Northumberland Sports Council receives provincial funding
As part of Ontario’s support of sports-and-recreation projects to help people stay healthy and active, Northumberland-Quinte West MPP Lou Rinaldi has announced a $90,212 grant for the Northumberland Sports Council.
The funding is in support of the group’s Physical Literacy for Communities Project, which is planned to educate, train and mentor Northumberland Sports Council member organizations and their communities in the benefits of physical literacy.
“Northumberland County Physical Literacy for Communities Project will provide leadership, engagement and training to enable Northumberland County to become a Physically Literate Community using a successful model promoted by Canada Sport for Life to provide on-the-ground support for program development, sector-specific training in measurement, tracking and evaluation,” the press release said.
Over the course of this project, it is expected that 100 staff and volunteers will be trained and 500 qualified leaders will be created across the county.
Sports council president Eugene Todd said their group has long been an advocate of sports and recreation programs.

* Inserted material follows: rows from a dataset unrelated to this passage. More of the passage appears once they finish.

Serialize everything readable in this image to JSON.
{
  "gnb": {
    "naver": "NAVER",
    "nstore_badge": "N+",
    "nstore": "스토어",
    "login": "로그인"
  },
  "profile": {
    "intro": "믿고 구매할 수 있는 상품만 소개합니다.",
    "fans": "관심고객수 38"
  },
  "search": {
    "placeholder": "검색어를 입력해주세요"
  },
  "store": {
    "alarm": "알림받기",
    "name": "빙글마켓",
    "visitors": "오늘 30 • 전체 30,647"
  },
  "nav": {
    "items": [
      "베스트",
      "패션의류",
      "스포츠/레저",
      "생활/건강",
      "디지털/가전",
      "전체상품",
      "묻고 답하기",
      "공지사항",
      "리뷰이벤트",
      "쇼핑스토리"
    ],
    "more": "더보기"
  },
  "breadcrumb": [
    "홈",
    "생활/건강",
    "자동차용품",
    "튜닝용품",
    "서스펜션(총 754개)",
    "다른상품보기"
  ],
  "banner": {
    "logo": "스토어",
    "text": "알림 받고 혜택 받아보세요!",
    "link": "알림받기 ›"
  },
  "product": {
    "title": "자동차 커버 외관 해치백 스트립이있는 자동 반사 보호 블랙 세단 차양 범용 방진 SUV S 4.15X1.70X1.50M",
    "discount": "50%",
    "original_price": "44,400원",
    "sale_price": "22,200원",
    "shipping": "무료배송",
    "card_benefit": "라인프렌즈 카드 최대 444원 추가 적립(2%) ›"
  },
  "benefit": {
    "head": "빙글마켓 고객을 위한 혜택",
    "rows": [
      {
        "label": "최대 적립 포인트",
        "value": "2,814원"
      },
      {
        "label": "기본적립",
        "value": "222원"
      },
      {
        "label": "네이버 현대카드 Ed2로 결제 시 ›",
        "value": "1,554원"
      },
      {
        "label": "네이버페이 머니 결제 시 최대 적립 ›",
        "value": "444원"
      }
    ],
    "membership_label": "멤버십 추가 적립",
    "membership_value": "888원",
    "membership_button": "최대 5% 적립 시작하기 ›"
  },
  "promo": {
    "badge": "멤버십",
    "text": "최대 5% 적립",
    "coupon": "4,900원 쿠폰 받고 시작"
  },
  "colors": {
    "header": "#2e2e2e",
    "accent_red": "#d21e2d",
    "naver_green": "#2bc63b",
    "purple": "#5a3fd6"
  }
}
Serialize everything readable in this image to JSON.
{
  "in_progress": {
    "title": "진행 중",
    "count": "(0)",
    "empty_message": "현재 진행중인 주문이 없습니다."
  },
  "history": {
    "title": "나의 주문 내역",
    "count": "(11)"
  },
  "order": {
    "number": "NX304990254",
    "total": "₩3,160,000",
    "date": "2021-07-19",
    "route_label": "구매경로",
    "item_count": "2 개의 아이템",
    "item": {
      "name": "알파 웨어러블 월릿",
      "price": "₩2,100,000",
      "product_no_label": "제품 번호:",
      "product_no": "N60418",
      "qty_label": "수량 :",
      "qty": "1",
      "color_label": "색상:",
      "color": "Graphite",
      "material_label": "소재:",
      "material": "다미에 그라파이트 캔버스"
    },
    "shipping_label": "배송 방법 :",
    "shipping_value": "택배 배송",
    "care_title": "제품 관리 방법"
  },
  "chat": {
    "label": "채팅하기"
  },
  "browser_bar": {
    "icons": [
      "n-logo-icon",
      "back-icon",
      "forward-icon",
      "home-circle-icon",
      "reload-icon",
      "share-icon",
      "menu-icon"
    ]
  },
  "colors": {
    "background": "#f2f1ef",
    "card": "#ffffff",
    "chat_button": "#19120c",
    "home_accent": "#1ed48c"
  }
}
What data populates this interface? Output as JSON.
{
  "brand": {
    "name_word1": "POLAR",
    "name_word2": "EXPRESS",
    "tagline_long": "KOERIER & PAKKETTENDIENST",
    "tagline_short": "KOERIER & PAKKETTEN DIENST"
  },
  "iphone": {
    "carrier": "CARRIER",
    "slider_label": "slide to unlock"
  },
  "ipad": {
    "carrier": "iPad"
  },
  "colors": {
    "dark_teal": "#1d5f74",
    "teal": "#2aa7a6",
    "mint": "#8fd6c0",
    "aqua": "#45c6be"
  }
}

“The members understand the importance of physical activity and the need for residents of all ages to participate in active and beneficial endeavours,” Todd said.
“This funding will help the council promote the value of physical activity and help residents with their journey to become more physically literate.”
In his press release, Rinaldi said the strategic work of the council will promote the importance of physical fitness in all our lives, “and in particularly children’s.
“This not only provides exercise benefits but helps improve confidence in our young people.”.
This is one of 127 projects the province has supported through the Ontario Sport and Recreation Communities Fund, which helps people of all ages not only to learn about the importance of physical activity as a foundation for healthy living, but to get involved themselves in a variety of activities – from gymnastics for children to exercise programs geared to seniors with mobility challenges to fitness classes for people of all ages and abilities.
The hope is also that some will become recreation leaders in their communities, training in such areas as coaching, youth development and volunteer development.
“For children, regular physical activity leads to healthier body weight, stronger bone density and improved mental health,” the press release stated.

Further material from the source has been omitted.